The anxiety of world affairs melted to tolerability, as if a hundred miles
was all the distance we needed to feel safe again. Here, in the bosom of
friends and family, is where I feel most at ease.
A string of unstructured days, spent in simple pursuits like
reading and watching snow fall was punctuated, on the last day, by an inspiring
communal gathering. Barbara Braathen’s River Gallery in Narrowsburg was host
to a kind of salon last Sunday, where area artists showed examples of their
work and talked about the creative process with their peers.
This was the second in what one hopes will be a continuing
series of workshops. Creative spirit filled the spacious gallery as musicians,
writers and visual artists sat in a circle and plumbed the mystery of creativity
together. Some brought work to share; others came to share fraternity. Margo
Spoerri, the local artist who seems to know everyone by name and medium of
choice, introduced people as the evening progressed.

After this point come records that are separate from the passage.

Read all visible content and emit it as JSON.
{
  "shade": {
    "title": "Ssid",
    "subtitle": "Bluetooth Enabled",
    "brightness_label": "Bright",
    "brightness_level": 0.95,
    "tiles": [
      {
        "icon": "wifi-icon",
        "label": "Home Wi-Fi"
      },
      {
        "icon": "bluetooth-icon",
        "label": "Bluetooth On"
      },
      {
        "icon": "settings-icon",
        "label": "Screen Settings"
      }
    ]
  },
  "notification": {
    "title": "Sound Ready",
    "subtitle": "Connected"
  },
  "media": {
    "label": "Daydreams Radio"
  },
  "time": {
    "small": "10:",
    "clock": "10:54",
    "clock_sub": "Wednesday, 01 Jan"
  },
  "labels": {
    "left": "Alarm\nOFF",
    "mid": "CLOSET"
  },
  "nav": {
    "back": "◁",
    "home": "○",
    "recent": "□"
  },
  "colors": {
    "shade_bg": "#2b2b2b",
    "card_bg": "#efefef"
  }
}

Early on, some local painters showed recent and older work
and talked about everything from Jungian psychoanalysis (“It cured me!”)
to the technique of printing from collage. A short but heated discussion
ensued about creativity and madness. (The consensus was that the two are
not inextricably linked.)
Youth was well represented by a 13 year-old musician who played
two of his own compositions on acoustic guitar. They were startlingly clear
and subtle renditions in a classical style.
I brought up the dilemma of raising a highly creative child
who doesn’t always hew to the proscribed educational path, as I try to balance
my impulse to nurture creativity with my duty as a parent. The strong message
from this group was that it is my responsibility to the world to nurture
the creative spirit. The young musician’s mother offered the information
that her son, who has been composing and playing various forms of music since
he was four years old, recently got a “D” in music.
Margo invited the long-haired man sitting next to me to show
his woven art. The first piece was woven in stripes of blue and purple wool.
It drew appreciative sighs from the audience of fellow artists. The second
piece was woven in sections of black and white and red so that there were
solid bands of color followed by interwoven sections of black and white,
white and red, red and black. The perfection of its geometry appeared organic
and led the eye and mind in a kind of dance of pleasure. Fortunate enough
to be near, I reached down to touch the piece. Its yin/yang of soft roughness
was a double pleasure.
As snow began to sweep across Main Street again, I excused
myself mid-evening. I still had 100 miles to go before sleep, and a precious
cargo of family to carry back to the city.
Walking back through the river flats from town, I thought
how lucky I am to have found this place that satisfies so many of my deepest
desires. A comfortable home on the river, with its endlessly changing face;
friends with deep hearts and fertile minds; and a community of fellow artists
who seek each others’ company. All of us have found a home in the river valley
on our voyage through the creative process.